Bei den vielen Möglichkeiten bricht da nicht das Bestattungsgeschäft allmählich zusammen?
Da malen nur die Traditionalisten schwarz. Ich sehe das ganze Bestattungswesen in einem grundlegenden Wandel begriffen: Der Bestatter entwickelt sich weg vom Sargverkäufer hin zu einem umfassenden Dienstleister und einer Art Eventmanager. Er hilft, neue, fantasievolle Formen des Trauerns umzusetzen. Er wird Trauerredner und bietet den Angehörigen zum Beispiel auch Trauerbegleitung an.

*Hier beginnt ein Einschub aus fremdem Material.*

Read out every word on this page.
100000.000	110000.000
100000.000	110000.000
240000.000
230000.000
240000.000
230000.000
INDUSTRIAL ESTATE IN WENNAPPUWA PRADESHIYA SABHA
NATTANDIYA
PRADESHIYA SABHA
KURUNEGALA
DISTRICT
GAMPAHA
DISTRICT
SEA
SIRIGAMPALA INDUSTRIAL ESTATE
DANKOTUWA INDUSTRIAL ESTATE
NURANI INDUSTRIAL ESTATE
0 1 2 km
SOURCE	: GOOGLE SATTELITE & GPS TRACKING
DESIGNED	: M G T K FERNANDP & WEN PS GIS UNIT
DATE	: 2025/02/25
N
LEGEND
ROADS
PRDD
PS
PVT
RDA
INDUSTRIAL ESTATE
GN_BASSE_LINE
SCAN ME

Neue Bestatter braucht das Land?
Der Beruf ist heute beliebt, die Verbände melden keinen Nachwuchsmangel. Offenbar gibt es genug Menschen, denen es ein Bedürfnis ist, diese spannende Aufgabe zu übernehmen, und die keine Scheu vor trauernden Menschen haben.
Interview: Volker Thomas
INFO:
Auch für die letzten Dinge gibt es eine Verbraucherberatung: Aeternitas informiert und berät seit 1984 in allen organisatorischen, rechtlichen und finanziellen Angelegenheiten rund um den Trauerfall. Der gemeinnützige Verein mit Sitz in Königswinter hat 50.000 Mitglieder. Er sorgt für Transparenz unter den Angeboten der über 6.000 konkurrierenden Bestattungsunternehmen, kämpft für eine Liberalisierung im Bestattungswesen und fördert die Weiterentwicklung der Bestattungskultur.